When above class object is created and then “OnPrintEvent” method invoked following output will get printed
PrintData Test
PrintValue Test

Key points in above code
  1. Its creates delegate which can point to method with return type void and take string as argument
  2. It defines Event which is of type defined delegate
  3. In Constructor, event holds two delegate i.e. Event handlers. It can also be written like
  4.           this.PrintEvent += new Print (PrintData);
              this.PrintEvent += new Print (PrintValue);
    
  5. OnPrintEvent method checks event is holding event handler function or not, if there is any event handler(s) it calls all event handlers.
Read more about Event : https://msdn.microsoft.com/en-in/library/8627sbea%28v=vs.71%29.aspx

Event VS Delegate
Both event and delegate does the same task, which is hold event handlers and call them when delegate/event invoked. So one always has question, what is need of Event in language C# when one can achieve same thing with Delegate.

Answer is Event is wrapper on Delegate type.

Problem With Delegate
Let’s understand this, using same class defined above which is “DelegateTest”.
    class Program
    {

        static void Main(string[] args)
        {
            Program p = new Program();
            DelegateTest delegateTest = new DelegateTest();
            delegateTest.p = new DelegateTest.Print(p.TestString);
            delegateTest.p = null;
        }

        public void TestString(string s)
        {
        }
    }
Above doe does following things
  1. It creates object of type DelegateTest
  2. Its assigns new delegate reference to delegate Print and override value assigned in constructor
  3. Its assigns “null” to Print delegate and removes all added function.

Problem with Delegate is that one can easily override delegate property and that lead to error or serious issue.
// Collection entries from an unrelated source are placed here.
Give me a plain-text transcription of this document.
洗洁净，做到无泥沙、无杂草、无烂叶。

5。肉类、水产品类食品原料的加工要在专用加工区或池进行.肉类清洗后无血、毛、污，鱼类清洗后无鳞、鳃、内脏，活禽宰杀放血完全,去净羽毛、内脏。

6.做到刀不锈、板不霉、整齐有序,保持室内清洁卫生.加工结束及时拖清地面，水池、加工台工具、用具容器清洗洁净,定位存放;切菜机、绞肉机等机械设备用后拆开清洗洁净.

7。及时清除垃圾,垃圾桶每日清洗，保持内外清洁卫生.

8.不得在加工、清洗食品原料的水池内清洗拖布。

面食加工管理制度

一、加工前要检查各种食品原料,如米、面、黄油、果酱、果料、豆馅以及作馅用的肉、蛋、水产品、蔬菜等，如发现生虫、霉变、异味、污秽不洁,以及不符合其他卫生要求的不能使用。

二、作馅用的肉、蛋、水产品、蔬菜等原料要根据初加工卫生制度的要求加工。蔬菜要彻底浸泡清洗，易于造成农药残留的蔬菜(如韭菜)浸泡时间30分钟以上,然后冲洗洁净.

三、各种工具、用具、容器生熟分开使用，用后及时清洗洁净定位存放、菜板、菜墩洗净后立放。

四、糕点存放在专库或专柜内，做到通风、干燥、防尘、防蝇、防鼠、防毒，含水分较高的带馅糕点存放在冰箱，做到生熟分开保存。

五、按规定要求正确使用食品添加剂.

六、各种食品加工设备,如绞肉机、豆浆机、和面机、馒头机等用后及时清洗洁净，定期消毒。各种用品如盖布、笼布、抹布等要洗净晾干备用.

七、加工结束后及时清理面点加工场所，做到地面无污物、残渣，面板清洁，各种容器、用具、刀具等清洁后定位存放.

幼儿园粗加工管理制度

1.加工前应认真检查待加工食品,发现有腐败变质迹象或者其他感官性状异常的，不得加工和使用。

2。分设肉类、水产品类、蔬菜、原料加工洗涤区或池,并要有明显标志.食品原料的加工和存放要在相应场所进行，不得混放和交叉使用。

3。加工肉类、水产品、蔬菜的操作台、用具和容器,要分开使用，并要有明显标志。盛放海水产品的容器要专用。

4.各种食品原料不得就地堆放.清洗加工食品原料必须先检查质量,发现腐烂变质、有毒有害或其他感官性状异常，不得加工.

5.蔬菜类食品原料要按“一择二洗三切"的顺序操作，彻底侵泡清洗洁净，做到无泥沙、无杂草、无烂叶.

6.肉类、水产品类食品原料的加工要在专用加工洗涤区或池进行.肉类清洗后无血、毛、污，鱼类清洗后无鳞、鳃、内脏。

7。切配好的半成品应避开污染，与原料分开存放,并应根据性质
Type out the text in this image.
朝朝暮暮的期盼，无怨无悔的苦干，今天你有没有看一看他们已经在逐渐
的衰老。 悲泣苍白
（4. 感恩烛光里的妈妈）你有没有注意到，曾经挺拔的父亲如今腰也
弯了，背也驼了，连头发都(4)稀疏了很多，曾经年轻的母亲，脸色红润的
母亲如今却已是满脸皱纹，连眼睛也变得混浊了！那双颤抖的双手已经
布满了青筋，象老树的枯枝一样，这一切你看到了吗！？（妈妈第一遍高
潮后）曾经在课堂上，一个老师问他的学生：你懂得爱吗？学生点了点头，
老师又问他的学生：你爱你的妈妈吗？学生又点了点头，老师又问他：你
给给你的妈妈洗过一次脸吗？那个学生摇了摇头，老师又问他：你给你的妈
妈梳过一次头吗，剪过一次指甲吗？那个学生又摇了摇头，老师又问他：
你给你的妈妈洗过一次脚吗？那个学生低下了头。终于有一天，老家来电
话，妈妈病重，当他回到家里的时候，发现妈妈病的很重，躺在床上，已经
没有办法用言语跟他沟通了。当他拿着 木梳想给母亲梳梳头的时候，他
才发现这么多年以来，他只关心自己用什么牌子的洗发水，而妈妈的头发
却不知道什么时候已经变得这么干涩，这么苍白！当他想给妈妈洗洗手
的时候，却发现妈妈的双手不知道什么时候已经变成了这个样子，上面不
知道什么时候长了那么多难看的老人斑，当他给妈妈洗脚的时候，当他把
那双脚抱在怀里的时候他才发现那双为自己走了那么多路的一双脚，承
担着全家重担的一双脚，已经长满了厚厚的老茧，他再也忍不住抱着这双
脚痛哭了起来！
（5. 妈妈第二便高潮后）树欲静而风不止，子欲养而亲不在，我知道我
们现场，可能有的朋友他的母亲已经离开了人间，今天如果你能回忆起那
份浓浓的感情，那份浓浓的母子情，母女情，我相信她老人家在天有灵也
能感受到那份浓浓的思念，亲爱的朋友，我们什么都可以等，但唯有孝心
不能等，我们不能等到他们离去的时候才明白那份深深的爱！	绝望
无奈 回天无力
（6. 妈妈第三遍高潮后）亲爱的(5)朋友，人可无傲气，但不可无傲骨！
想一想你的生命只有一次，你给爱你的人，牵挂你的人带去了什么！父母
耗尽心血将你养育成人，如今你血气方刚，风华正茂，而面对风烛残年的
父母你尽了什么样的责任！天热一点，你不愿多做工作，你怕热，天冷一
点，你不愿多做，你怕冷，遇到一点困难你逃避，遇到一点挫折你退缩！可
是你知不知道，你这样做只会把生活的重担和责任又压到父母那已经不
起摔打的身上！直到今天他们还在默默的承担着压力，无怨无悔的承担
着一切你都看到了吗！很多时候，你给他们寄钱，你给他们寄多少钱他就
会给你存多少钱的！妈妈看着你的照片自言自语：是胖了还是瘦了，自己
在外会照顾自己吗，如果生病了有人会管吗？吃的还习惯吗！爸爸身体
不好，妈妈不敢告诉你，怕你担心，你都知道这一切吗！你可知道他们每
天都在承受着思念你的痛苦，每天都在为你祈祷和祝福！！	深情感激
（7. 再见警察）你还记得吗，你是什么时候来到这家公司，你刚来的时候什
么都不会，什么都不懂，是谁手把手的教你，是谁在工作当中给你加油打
That means one cannot use delegate as public property.

Solution with Event
To avoid above problem C# has Events, Which defines wrapper around delegate. (Below code make use of EventTest class defined above and as form above code PrintEvent is wrapper around Print delegate).
static void Main(string[] args)
        {
            Program p = new Program();
            EventTest eventTest = new EventTest();
            //eventTest.PrintEvent = null;//Not allowed in C#
            eventTest.PrintEvent += p.TestString;
        }

        public void TestString(string s)
        {
        }
Above does following things
  1. It defines object of type EventTest
  2. its assigns eventhandler to PrintEvent event of EventTest
One cannot do below things with Event
	eventTest.PrintEvent = null;//Not allowed in C#
	eventTest.PrintEvent = new PrintEvent()//Not allowed in C#

So Event type resolve problem of exposing delegate outside class by defining wrapper around delegate. Below image is presentation of Event & Delegate.



Another Difference between Event & Delegate is
  1. Event is very helpful to create Notification system. Same is not possible with delegate because delegate cannot be exposed as public.
  2. Delegate is very helpful to create call back function i.e can pass delegate as function argument, which is not possible with Event.
Conclusion
Event and Delegate are both follows Observer pattern. Difference between both is Event wraps Delegate type and which makes delegate not modifiable in terms of changing reference i.e. assign new object is not possible.